By this time, I started noticing the number of places offering banh mi. It was a boom. Today, Nicollet from fourteenth to twenty ninth is lousy with them. Catty-corner from my apartment at Pho Hoa, you can pick up grilled chicken or grilled or shredded pork banh mi for three ninety five a pop. Down the block at Jasmine Deli, not to be confused with Jasmine 26 around the corner, you can pick them up for, according to an old Google menu listing, three seventy five a pop. That’s where I went today for lunch and found that the banh mi craze had reached its peak.
First of all, they had them stacked up on the counter, wrapped and ready to go, so freshness was not a priority. Thankfully, I ordered beef and they had none of those ready to go so mine were made fresh-ish.
Next, and I blame Google for this, after tax (and before the fifty cent up charge because I didn’t hit the twelve dollar debit card minimum), my banh mi was four sixty. There’s no sales tax in the world, aside from maybe Vermont, bunch of liberals, that ups the price from three seventy five to four sixty. An eighty five cent sales tax? Not possible. Except in Vermont. I live in Minnesota.
Did I want my receipt? No because I was a little miffed as it was that this banh mi, after my fifty cent penalty, was on some Lu’s price shit.
I took my banh mi home and what the fuck did I just pay for?
Holy shit did they skimp on some shit. I basically just dropped five ten on a goddamned shredded carrot sandwich garnished with cucumber.
There was meat. I saw meat. I couldn’t taste meat but I saw it. I couldn’t taste the pate, I couldn’t taste the daikon, I could tell there was jalapeño though I couldn’t see that.
I mean, for Christ’s sake, I’ve got Arby’s coupons in my bag. I could have picked up two for six on a couple market fresh turkey sandwiches (psst! They’re all just club sandwiches) or two for five beef and cheddars. No, Arby’s is not local; no, Arby’s is not healthy (no matter what the fuck they mean by market fresh); no, Arby’s is not a single-location restaurant that, during Saturday lunch, has only two tables occupied and thus needs to operate at a higher profit margin to stay afloat but, cripes, man, I need to save a buck, too. I mean, shit, Wendy’s charges five beans for their chicken sandwiches and that seems expensive as shit until you compare that to the banh mi I had today. I order a Wendy, I get a deep-fried chicken breast patty the circumference of my fist topped with their bullshit raspberry quinoa marmalade that they tell me is a vinaigrette but I know the fucking difference. I drop five beans on a Jasmine, I get a fucking shredded carrot sandwich after a fifty cent up charge.

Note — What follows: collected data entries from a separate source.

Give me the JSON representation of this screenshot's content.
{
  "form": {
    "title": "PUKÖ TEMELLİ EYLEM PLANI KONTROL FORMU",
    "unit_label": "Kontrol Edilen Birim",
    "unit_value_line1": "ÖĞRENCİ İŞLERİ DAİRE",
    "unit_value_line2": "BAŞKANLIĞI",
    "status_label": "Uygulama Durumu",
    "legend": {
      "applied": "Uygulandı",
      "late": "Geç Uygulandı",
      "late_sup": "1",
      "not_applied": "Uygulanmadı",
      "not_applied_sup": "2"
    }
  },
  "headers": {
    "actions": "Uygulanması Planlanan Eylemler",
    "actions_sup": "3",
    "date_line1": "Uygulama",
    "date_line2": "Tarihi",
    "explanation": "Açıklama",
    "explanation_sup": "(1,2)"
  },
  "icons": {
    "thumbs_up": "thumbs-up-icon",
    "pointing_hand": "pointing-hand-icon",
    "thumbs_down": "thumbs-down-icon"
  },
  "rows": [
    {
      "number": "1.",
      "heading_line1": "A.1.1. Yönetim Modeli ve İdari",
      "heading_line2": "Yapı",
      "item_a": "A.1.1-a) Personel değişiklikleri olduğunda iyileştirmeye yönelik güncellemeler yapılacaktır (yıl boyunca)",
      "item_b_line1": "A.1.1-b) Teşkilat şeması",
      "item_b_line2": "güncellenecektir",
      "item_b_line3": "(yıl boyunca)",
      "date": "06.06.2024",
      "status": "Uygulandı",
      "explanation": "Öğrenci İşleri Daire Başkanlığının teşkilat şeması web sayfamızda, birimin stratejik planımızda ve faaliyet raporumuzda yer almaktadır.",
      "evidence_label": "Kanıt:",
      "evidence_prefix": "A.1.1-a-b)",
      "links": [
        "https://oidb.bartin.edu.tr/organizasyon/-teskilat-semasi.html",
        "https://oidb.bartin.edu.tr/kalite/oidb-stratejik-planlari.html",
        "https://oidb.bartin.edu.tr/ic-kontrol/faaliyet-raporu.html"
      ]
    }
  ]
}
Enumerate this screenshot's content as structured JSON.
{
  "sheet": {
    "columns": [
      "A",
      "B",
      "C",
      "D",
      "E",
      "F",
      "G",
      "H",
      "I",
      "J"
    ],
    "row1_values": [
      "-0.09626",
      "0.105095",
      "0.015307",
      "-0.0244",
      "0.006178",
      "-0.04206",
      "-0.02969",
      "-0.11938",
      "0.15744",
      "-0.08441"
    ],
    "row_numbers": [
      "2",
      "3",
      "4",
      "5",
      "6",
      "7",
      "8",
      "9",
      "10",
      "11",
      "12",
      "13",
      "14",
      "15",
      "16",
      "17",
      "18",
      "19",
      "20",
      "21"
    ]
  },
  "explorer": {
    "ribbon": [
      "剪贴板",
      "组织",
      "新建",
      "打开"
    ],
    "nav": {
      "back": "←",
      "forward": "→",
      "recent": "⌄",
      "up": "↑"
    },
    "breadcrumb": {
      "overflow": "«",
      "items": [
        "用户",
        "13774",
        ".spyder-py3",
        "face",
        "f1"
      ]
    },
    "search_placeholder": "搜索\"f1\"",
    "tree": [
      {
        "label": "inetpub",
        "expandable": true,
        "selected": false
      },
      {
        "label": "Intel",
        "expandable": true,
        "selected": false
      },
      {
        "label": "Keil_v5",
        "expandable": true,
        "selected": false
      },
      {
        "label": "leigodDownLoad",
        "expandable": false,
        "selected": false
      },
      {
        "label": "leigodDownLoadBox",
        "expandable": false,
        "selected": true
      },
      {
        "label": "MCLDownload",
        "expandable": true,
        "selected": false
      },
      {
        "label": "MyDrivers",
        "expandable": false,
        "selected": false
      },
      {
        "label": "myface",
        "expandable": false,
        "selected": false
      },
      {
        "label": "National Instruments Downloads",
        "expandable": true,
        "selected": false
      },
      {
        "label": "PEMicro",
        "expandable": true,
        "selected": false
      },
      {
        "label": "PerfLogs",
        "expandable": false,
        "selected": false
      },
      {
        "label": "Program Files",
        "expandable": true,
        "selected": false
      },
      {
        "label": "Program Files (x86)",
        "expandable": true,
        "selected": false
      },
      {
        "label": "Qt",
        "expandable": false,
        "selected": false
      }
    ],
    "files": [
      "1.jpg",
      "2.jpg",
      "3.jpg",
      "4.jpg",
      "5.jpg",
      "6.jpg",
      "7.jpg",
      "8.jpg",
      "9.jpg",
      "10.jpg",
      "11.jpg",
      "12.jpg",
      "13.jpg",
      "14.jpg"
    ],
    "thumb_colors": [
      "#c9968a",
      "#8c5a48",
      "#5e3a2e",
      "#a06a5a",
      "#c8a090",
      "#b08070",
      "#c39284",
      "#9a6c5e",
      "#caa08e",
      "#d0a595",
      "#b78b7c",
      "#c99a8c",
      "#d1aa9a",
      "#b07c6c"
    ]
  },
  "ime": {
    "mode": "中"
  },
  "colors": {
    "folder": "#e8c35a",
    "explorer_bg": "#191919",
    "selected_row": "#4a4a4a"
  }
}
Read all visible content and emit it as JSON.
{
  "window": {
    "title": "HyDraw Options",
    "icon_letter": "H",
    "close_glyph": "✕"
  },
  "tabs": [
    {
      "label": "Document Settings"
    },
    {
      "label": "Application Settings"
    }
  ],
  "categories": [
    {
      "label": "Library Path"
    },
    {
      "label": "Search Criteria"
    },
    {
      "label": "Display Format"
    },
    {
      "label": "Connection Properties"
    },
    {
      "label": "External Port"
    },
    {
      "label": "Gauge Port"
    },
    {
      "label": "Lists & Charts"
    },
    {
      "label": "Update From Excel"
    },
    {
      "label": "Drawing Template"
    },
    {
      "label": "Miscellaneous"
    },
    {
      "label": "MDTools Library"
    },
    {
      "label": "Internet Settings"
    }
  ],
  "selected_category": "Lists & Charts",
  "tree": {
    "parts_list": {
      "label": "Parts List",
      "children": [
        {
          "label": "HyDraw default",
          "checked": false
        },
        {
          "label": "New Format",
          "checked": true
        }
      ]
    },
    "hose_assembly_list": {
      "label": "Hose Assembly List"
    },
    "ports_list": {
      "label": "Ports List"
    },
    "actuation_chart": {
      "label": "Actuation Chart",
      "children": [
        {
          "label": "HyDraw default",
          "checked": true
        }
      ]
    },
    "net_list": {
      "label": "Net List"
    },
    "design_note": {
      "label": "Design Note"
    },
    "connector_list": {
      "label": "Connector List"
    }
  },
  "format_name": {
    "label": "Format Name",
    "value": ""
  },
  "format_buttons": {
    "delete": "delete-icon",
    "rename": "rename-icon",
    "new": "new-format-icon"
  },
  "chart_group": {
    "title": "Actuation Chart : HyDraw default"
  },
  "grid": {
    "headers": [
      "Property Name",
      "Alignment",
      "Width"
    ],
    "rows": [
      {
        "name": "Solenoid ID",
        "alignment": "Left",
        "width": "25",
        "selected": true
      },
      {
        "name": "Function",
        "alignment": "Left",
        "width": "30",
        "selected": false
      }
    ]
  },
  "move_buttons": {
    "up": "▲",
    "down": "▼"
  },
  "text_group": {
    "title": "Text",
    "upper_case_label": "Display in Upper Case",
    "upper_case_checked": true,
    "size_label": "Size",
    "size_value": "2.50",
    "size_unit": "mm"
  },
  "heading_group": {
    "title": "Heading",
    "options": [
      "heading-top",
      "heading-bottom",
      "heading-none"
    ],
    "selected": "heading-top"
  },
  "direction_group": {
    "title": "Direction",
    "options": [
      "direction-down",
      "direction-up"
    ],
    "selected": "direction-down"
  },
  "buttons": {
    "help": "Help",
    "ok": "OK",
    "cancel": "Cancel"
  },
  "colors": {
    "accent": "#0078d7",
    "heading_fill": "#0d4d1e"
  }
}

And let’s be honest, I drop five beans on a Lu, I get some - I don’t know what it is but at least it has cilantro on it. I drop six beans on a My Huong and I get not a generous portion but a reasonable one (and they have the best banh mi on the block). I drop four beans at Pho Hoa and I get - OK, so I forget what Pho Hoa’s are like because it’s been a minute but I remember not feeling like I was getting schtupped sideways.
So, no, I can not recommend - and let me be very clear about this - just Jasmine Deli’s banh mi.
Go there and get anything else from their menu, I’m sure it’s good. I’ve had their pork and shrimp vermicelli salad and even though I’ve recently come to the conclusion that I’m never happy after eating vermicelli salad, their vermicelli salad, as I remember it, is good.
It is only their banh mi that I’m talking shit about. Seriously. Just the banh mi.

Oh and also still fuck Lu’s forever for taking their french fries off the menu. You can’t introduce crack to Brooklyn in the seventies and just take it away.